Closed gstewart86 closed 2 years ago

gstewart86 commented 2 years ago

Today we ran into a situation where we had an old Layer3 subscription that had been manually terminated on CREATE for some reason, likely due to bad data. This had the effect of disabling all actions on the parent subscription (Prefix List). As a workaround, we manually set the terminated Layer3 to in-sync to allow parent subscription actions.

So, a few questions:

hanstrompert commented 2 years ago

The philosophy is that when the orchestrator is in sync with all OSS/BSS then all workflows will succeed. If a workflow fails for whatever reason it will leave the subscription out of sync to prevent other workflows from being started because it is likely that they will fail as well. And because it is not known what OSS/BSS was (partially) updated or not we want to prevent other changes to OSS/BSS that could potentially create bigger problems. All failed workflows should be checked and if necessary the CoreDB and OSS/BSS should be corrected manually.

You could cleanup things automatically when you are absolutely sure that the orchestrator and all OSS/BSS are in sync.
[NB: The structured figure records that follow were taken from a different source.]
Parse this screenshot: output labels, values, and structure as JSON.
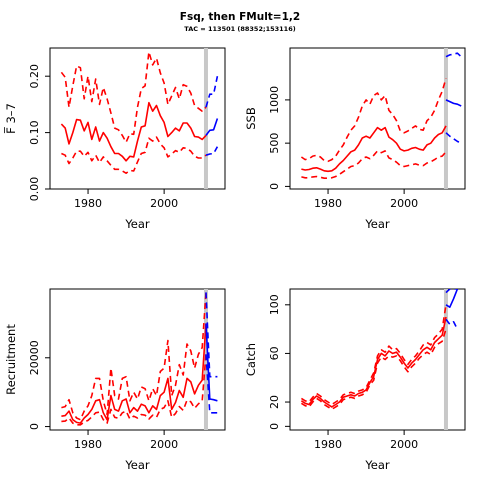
{
  "title": "Fsq, then FMult=1,2",
  "subtitle": "TAC = 113501 (88352;153116)",
  "colors": {
    "history": "#ff0000",
    "projection": "#0000ff",
    "current_year_line": "#c8c8c8",
    "axis": "#000000"
  },
  "chart_data": [
    {
      "type": "line",
      "id": "f",
      "ylabel": "F̅ 3–7",
      "xlabel": "Year",
      "xlim": [
        1970,
        2016
      ],
      "ylim": [
        0,
        0.25
      ],
      "xticks": [
        1980,
        2000
      ],
      "yticks": [
        0.0,
        0.1,
        0.2
      ],
      "ytick_labels": [
        "0.00",
        "0.10",
        "0.20"
      ],
      "vline_x": 2011,
      "history": {
        "x": [
          1973,
          1974,
          1975,
          1976,
          1977,
          1978,
          1979,
          1980,
          1981,
          1982,
          1983,
          1984,
          1985,
          1986,
          1987,
          1988,
          1989,
          1990,
          1991,
          1992,
          1993,
          1994,
          1995,
          1996,
          1997,
          1998,
          1999,
          2000,
          2001,
          2002,
          2003,
          2004,
          2005,
          2006,
          2007,
          2008,
          2009,
          2010,
          2011
        ],
        "mid": [
          0.115,
          0.108,
          0.08,
          0.1,
          0.123,
          0.122,
          0.103,
          0.118,
          0.088,
          0.11,
          0.085,
          0.1,
          0.09,
          0.075,
          0.063,
          0.063,
          0.058,
          0.05,
          0.058,
          0.057,
          0.085,
          0.11,
          0.112,
          0.153,
          0.138,
          0.148,
          0.13,
          0.118,
          0.093,
          0.1,
          0.108,
          0.103,
          0.117,
          0.117,
          0.108,
          0.093,
          0.092,
          0.088,
          0.095
        ],
        "upper": [
          0.207,
          0.198,
          0.145,
          0.183,
          0.218,
          0.215,
          0.16,
          0.2,
          0.155,
          0.195,
          0.15,
          0.18,
          0.16,
          0.135,
          0.108,
          0.105,
          0.095,
          0.083,
          0.098,
          0.097,
          0.145,
          0.178,
          0.183,
          0.243,
          0.22,
          0.232,
          0.206,
          0.188,
          0.15,
          0.165,
          0.18,
          0.16,
          0.185,
          0.182,
          0.17,
          0.148,
          0.143,
          0.138,
          0.145
        ],
        "lower": [
          0.063,
          0.06,
          0.045,
          0.055,
          0.067,
          0.067,
          0.058,
          0.065,
          0.05,
          0.06,
          0.047,
          0.057,
          0.05,
          0.042,
          0.035,
          0.035,
          0.032,
          0.028,
          0.033,
          0.032,
          0.048,
          0.063,
          0.065,
          0.09,
          0.085,
          0.092,
          0.08,
          0.073,
          0.057,
          0.062,
          0.068,
          0.065,
          0.073,
          0.072,
          0.067,
          0.058,
          0.055,
          0.055,
          0.06
        ]
      },
      "projection": {
        "x": [
          2011,
          2012,
          2013,
          2014
        ],
        "mid": [
          0.095,
          0.104,
          0.105,
          0.125
        ],
        "upper": [
          0.145,
          0.168,
          0.168,
          0.2
        ],
        "lower": [
          0.06,
          0.062,
          0.063,
          0.075
        ]
      }
    },
    {
      "type": "line",
      "id": "ssb",
      "ylabel": "SSB",
      "xlabel": "Year",
      "xlim": [
        1970,
        2016
      ],
      "ylim": [
        -30,
        1600
      ],
      "xticks": [
        1980,
        2000
      ],
      "yticks": [
        0,
        500,
        1000
      ],
      "ytick_labels": [
        "0",
        "500",
        "1000"
      ],
      "vline_x": 2011,
      "history": {
        "x": [
          1973,
          1974,
          1975,
          1976,
          1977,
          1978,
          1979,
          1980,
          1981,
          1982,
          1983,
          1984,
          1985,
          1986,
          1987,
          1988,
          1989,
          1990,
          1991,
          1992,
          1993,
          1994,
          1995,
          1996,
          1997,
          1998,
          1999,
          2000,
          2001,
          2002,
          2003,
          2004,
          2005,
          2006,
          2007,
          2008,
          2009,
          2010,
          2011
        ],
        "mid": [
          200,
          190,
          195,
          210,
          215,
          200,
          180,
          175,
          180,
          210,
          260,
          300,
          350,
          400,
          420,
          480,
          560,
          580,
          560,
          620,
          680,
          650,
          680,
          570,
          540,
          500,
          430,
          410,
          420,
          440,
          450,
          430,
          420,
          480,
          500,
          560,
          600,
          620,
          700
        ],
        "upper": [
          340,
          310,
          320,
          350,
          360,
          340,
          300,
          290,
          310,
          350,
          420,
          480,
          570,
          650,
          700,
          800,
          930,
          1000,
          950,
          1050,
          1080,
          1000,
          1050,
          880,
          830,
          760,
          640,
          620,
          640,
          670,
          700,
          660,
          650,
          760,
          800,
          880,
          1000,
          1100,
          1250
        ],
        "lower": [
          110,
          100,
          100,
          110,
          115,
          105,
          95,
          95,
          100,
          115,
          140,
          170,
          200,
          230,
          240,
          270,
          320,
          340,
          320,
          360,
          410,
          390,
          410,
          330,
          310,
          280,
          240,
          230,
          240,
          250,
          260,
          245,
          240,
          270,
          285,
          310,
          340,
          350,
          400
        ]
      },
      "projection": {
        "x": [
          2011,
          2012,
          2013,
          2014,
          2015
        ],
        "mid": [
          1000,
          980,
          960,
          950,
          930
        ],
        "upper": [
          1500,
          1520,
          1530,
          1540,
          1500
        ],
        "lower": [
          620,
          580,
          550,
          520,
          500
        ]
      }
    },
    {
      "type": "line",
      "id": "recruitment",
      "ylabel": "Recruitment",
      "xlabel": "Year",
      "xlim": [
        1970,
        2016
      ],
      "ylim": [
        -1000,
        40000
      ],
      "xticks": [
        1980,
        2000
      ],
      "yticks": [
        0,
        20000
      ],
      "ytick_labels": [
        "0",
        "20000"
      ],
      "vline_x": 2011,
      "history": {
        "x": [
          1973,
          1974,
          1975,
          1976,
          1977,
          1978,
          1979,
          1980,
          1981,
          1982,
          1983,
          1984,
          1985,
          1986,
          1987,
          1988,
          1989,
          1990,
          1991,
          1992,
          1993,
          1994,
          1995,
          1996,
          1997,
          1998,
          1999,
          2000,
          2001,
          2002,
          2003,
          2004,
          2005,
          2006,
          2007,
          2008,
          2009,
          2010,
          2011
        ],
        "mid": [
          3000,
          3200,
          4500,
          2000,
          1200,
          1000,
          2500,
          3500,
          5000,
          7500,
          7800,
          4000,
          2000,
          9000,
          5000,
          4500,
          7500,
          8000,
          4000,
          5500,
          4500,
          6500,
          6000,
          4000,
          6000,
          5000,
          9000,
          10000,
          14000,
          5000,
          7000,
          10500,
          8500,
          14000,
          13000,
          9500,
          12000,
          13500,
          30000
        ],
        "upper": [
          5500,
          5800,
          7800,
          4000,
          2500,
          2000,
          4500,
          6000,
          9000,
          14000,
          14000,
          7500,
          3500,
          17000,
          9000,
          8000,
          14000,
          14500,
          7500,
          10000,
          8000,
          11500,
          11000,
          7500,
          11000,
          9000,
          16000,
          17000,
          25000,
          9000,
          12000,
          18000,
          15000,
          24000,
          22000,
          17000,
          21000,
          23000,
          39000
        ],
        "lower": [
          1500,
          1600,
          2500,
          1000,
          500,
          500,
          1300,
          1800,
          2800,
          4000,
          4200,
          2000,
          1000,
          5000,
          2700,
          2400,
          4000,
          4500,
          2200,
          3000,
          2500,
          3500,
          3300,
          2200,
          3300,
          2700,
          5000,
          5500,
          7500,
          2700,
          3800,
          5800,
          4700,
          7700,
          7200,
          5300,
          6600,
          7500,
          21000
        ]
      },
      "projection": {
        "x": [
          2011,
          2012,
          2013,
          2014
        ],
        "mid": [
          30000,
          8000,
          7800,
          7500
        ],
        "upper": [
          39000,
          14500,
          14500,
          14500
        ],
        "lower": [
          21000,
          4000,
          4000,
          4000
        ]
      }
    },
    {
      "type": "line",
      "id": "catch",
      "ylabel": "Catch",
      "xlabel": "Year",
      "xlim": [
        1970,
        2016
      ],
      "ylim": [
        -3,
        113
      ],
      "xticks": [
        1980,
        2000
      ],
      "yticks": [
        0,
        20,
        60,
        100
      ],
      "ytick_labels": [
        "0",
        "20",
        "60",
        "100"
      ],
      "vline_x": 2011,
      "history": {
        "x": [
          1973,
          1974,
          1975,
          1976,
          1977,
          1978,
          1979,
          1980,
          1981,
          1982,
          1983,
          1984,
          1985,
          1986,
          1987,
          1988,
          1989,
          1990,
          1991,
          1992,
          1993,
          1994,
          1995,
          1996,
          1997,
          1998,
          1999,
          2000,
          2001,
          2002,
          2003,
          2004,
          2005,
          2006,
          2007,
          2008,
          2009,
          2010,
          2011
        ],
        "mid": [
          21,
          19,
          18,
          22,
          25,
          23,
          20,
          18,
          16,
          18,
          20,
          24,
          25,
          26,
          25,
          27,
          28,
          30,
          36,
          41,
          55,
          60,
          58,
          62,
          60,
          61,
          57,
          52,
          48,
          52,
          55,
          59,
          63,
          65,
          63,
          69,
          72,
          75,
          90
        ],
        "upper": [
          23,
          21,
          20,
          24,
          27,
          25,
          22,
          20,
          18,
          20,
          22,
          26,
          27,
          28,
          27,
          29,
          30,
          32,
          38,
          44,
          58,
          63,
          61,
          66,
          63,
          64,
          60,
          55,
          51,
          55,
          58,
          62,
          67,
          69,
          67,
          73,
          76,
          80,
          100
        ],
        "lower": [
          19,
          17,
          16,
          20,
          23,
          21,
          18,
          16,
          14,
          16,
          18,
          22,
          23,
          24,
          23,
          25,
          26,
          28,
          34,
          38,
          52,
          57,
          55,
          58,
          57,
          58,
          54,
          49,
          45,
          49,
          52,
          56,
          59,
          61,
          59,
          65,
          68,
          70,
          80
        ]
      },
      "projection": {
        "x": [
          2011,
          2012,
          2013,
          2014
        ],
        "mid": [
          100,
          98,
          105,
          113
        ],
        "upper": [
          110,
          113,
          113,
          113
        ],
        "lower": [
          88,
          84,
          86,
          80
        ]
      }
    }
  ]
}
But you could also ask yourself why people abort workflows and review the procedures that people follow and minimise the reasons for people to abort workflows.
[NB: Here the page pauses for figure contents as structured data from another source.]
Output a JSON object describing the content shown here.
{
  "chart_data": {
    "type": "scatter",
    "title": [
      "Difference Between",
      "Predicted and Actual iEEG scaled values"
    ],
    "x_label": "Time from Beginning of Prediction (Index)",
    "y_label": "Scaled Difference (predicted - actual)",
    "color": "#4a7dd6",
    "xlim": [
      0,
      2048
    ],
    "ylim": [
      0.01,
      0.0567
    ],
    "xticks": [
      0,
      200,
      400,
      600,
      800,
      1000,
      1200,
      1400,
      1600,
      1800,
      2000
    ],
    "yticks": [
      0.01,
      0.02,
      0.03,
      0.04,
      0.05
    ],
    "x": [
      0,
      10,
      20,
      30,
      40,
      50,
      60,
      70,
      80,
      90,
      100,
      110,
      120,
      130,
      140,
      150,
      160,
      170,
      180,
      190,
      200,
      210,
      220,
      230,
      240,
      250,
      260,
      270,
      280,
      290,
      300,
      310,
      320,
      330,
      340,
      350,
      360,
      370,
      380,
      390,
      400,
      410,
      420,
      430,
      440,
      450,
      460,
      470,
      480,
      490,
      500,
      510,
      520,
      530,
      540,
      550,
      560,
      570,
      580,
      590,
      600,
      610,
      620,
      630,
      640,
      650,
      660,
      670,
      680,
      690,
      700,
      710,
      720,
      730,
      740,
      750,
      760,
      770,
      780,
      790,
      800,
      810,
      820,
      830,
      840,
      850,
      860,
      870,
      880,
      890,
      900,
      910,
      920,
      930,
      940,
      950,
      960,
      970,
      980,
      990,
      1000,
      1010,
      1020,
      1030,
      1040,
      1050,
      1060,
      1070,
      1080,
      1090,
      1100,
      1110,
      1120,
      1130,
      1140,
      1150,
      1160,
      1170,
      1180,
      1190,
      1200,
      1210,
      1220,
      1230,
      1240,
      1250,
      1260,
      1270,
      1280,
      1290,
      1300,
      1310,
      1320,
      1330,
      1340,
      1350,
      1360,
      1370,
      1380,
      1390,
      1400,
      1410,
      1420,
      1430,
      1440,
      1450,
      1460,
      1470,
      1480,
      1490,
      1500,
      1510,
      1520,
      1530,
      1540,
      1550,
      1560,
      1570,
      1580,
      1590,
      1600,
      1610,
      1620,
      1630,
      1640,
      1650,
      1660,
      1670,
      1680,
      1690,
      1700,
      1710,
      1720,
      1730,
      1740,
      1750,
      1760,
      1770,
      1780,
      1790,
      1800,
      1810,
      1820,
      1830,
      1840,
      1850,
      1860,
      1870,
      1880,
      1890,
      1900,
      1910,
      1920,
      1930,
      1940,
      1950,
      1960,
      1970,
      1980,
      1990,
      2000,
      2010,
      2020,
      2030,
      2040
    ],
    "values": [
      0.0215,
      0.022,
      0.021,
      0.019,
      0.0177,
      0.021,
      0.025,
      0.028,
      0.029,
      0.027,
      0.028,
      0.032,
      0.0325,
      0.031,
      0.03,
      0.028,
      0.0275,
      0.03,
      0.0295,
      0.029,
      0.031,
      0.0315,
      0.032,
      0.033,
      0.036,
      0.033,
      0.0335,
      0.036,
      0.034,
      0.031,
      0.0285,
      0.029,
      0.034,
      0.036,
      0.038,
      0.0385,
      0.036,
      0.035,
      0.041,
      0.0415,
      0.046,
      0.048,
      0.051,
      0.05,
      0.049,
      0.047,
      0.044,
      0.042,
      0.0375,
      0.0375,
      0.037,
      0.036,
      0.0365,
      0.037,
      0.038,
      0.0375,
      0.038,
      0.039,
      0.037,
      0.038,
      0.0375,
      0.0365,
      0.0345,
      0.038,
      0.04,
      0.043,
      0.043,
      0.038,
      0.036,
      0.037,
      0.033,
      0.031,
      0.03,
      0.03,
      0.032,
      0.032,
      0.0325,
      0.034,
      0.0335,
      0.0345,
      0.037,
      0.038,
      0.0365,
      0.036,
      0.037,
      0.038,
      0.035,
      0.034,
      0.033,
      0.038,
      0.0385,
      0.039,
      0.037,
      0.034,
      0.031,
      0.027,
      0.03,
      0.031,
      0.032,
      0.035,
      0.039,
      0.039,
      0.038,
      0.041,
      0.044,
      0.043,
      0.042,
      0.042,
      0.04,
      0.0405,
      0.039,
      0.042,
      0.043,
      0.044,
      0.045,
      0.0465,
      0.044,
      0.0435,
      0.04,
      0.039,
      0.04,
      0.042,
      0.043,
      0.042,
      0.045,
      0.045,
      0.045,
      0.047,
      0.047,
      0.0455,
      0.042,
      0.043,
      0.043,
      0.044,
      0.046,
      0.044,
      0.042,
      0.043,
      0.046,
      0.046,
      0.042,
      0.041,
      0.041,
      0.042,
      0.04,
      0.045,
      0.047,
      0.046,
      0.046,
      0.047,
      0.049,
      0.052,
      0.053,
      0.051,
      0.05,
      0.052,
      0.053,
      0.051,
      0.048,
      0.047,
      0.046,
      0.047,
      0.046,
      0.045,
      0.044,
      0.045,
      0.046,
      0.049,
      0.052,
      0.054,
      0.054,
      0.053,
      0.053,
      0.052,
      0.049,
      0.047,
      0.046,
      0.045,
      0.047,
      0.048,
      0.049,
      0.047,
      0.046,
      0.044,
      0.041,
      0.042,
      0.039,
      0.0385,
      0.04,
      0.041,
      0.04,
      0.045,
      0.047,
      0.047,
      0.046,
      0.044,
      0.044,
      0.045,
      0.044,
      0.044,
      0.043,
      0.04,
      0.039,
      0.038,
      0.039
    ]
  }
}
acidjunk commented 2 years ago

I'm not sure about the phrase: "workflows which were aborted during the CREATE process" and stale workflows is that a workflow that failed to start: e.g. has the state RUNNING but doesn't do anything because the threadpool wasn't running or some other error that caused a Workflow to not actually start?

I think the answer by Hans describes the general process philosophy, but occasionally you could run into problems that are caused by stale workflows: when the threadpool is killed with a -9 for example, whilst executing WF's. (that's why the GUI has a Pause Engine feature)
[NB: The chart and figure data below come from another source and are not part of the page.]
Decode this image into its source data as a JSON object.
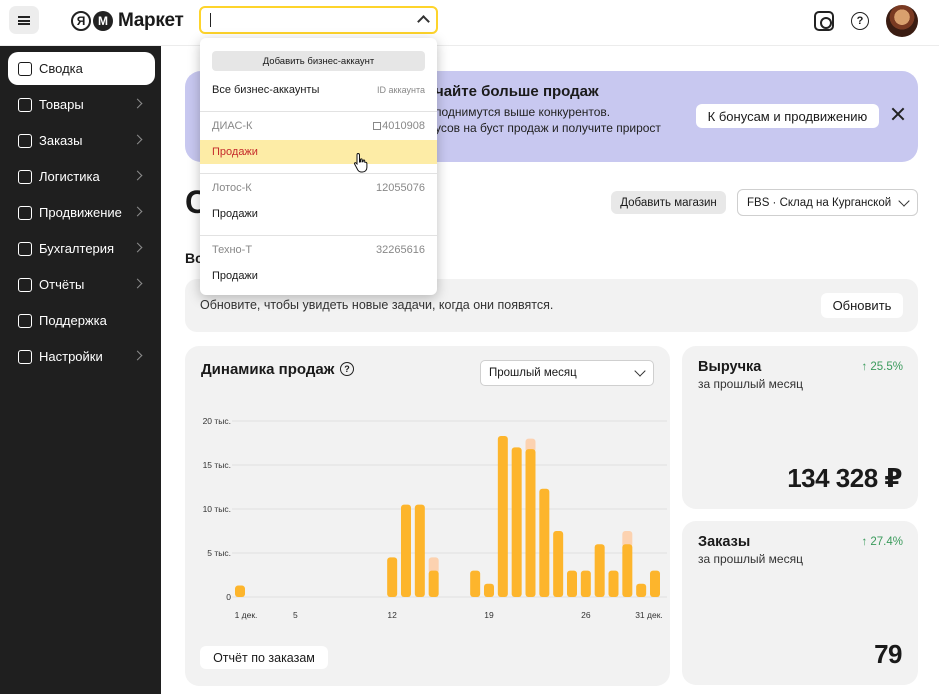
{
  "header": {
    "logo_ya": "Я",
    "logo_m": "М",
    "logo_text": "Маркет"
  },
  "sidebar": {
    "items": [
      {
        "label": "Сводка",
        "active": true,
        "arrow": false
      },
      {
        "label": "Товары",
        "arrow": true
      },
      {
        "label": "Заказы",
        "arrow": true
      },
      {
        "label": "Логистика",
        "arrow": true
      },
      {
        "label": "Продвижение",
        "arrow": true
      },
      {
        "label": "Бухгалтерия",
        "arrow": true
      },
      {
        "label": "Отчёты",
        "arrow": true
      },
      {
        "label": "Поддержка",
        "arrow": false
      },
      {
        "label": "Настройки",
        "arrow": true
      }
    ]
  },
  "promo": {
    "title": "чайте больше продаж",
    "line1": "поднимутся выше конкурентов.",
    "line2": "усов на буст продаж и получите прирост",
    "cta": "К бонусам и продвижению"
  },
  "page": {
    "title_fragment": "С",
    "add_store": "Добавить магазин",
    "store_select": "FBS · Склад на Курганской",
    "section_fragment": "Вс"
  },
  "notice": {
    "text": "Обновите, чтобы увидеть новые задачи, когда они появятся.",
    "button": "Обновить"
  },
  "sales": {
    "title": "Динамика продаж",
    "help": "?",
    "period": "Прошлый месяц",
    "report_button": "Отчёт по заказам"
  },
  "kpis": [
    {
      "title": "Выручка",
      "sub": "за прошлый месяц",
      "delta": "↑ 25.5%",
      "value": "134 328 ₽"
    },
    {
      "title": "Заказы",
      "sub": "за прошлый месяц",
      "delta": "↑ 27.4%",
      "value": "79"
    }
  ],
  "dropdown": {
    "add_button": "Добавить бизнес-аккаунт",
    "all_accounts": "Все бизнес-аккаунты",
    "id_header": "ID аккаунта",
    "accounts": [
      {
        "name": "ДИАС-К",
        "id": "4010908",
        "shop": "Продажи",
        "selected": true
      },
      {
        "name": "Лотос-К",
        "id": "12055076",
        "shop": "Продажи",
        "selected": false
      },
      {
        "name": "Техно-Т",
        "id": "32265616",
        "shop": "Продажи",
        "selected": false
      }
    ]
  },
  "chart_data": {
    "type": "bar",
    "x_ticks": [
      "1 дек.",
      "5",
      "12",
      "19",
      "26",
      "31 дек."
    ],
    "y_ticks": [
      "0",
      "5 тыс.",
      "10 тыс.",
      "15 тыс.",
      "20 тыс."
    ],
    "ylim": [
      0,
      20000
    ],
    "days": [
      1,
      2,
      3,
      4,
      5,
      6,
      7,
      8,
      9,
      10,
      11,
      12,
      13,
      14,
      15,
      16,
      17,
      18,
      19,
      20,
      21,
      22,
      23,
      24,
      25,
      26,
      27,
      28,
      29,
      30,
      31
    ],
    "values": [
      1300,
      0,
      0,
      0,
      0,
      0,
      0,
      0,
      0,
      0,
      0,
      4500,
      10500,
      10500,
      3000,
      0,
      0,
      3000,
      1500,
      18300,
      17000,
      16800,
      12300,
      7500,
      3000,
      3000,
      6000,
      3000,
      6000,
      1500,
      3000
    ],
    "extra": [
      0,
      0,
      0,
      0,
      0,
      0,
      0,
      0,
      0,
      0,
      0,
      0,
      0,
      0,
      1500,
      0,
      0,
      0,
      0,
      0,
      0,
      1200,
      0,
      0,
      0,
      0,
      0,
      0,
      1500,
      0,
      0
    ],
    "colors": {
      "main": "#fdb52c",
      "extra": "#fcd2b0"
    }
  }
}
These can often be resolved by aborting + delete: of course this depends on which step it was executing. I think the solution you used (forcing a subscription to in-sync) is ok; for that kind of scenario. We discussed having a button for that in the GUI but it was deemed too dangerous: as users would probably click on it without looking at the process state first.

gstewart86 commented 2 years ago

I think I muddied the waters by providing too much context around the circumstances in which the parent subscription was terminated.

Given a subscription tree:

node
│
└► service edge
       │
       └► layer 3
            │
            └► prefix list

I was surprised that the status of a child subscription (prefix list) was able to affect the status of a parent subscription (layer 3). It seemed to me that a child subscription would certainly be affected by the status of the parent, but not the other way around.

In any case, we haven't seen this in production since, so I'll go ahead and resolve the issue unless we see it again.

Thanks for weighing in with all the info, regardless!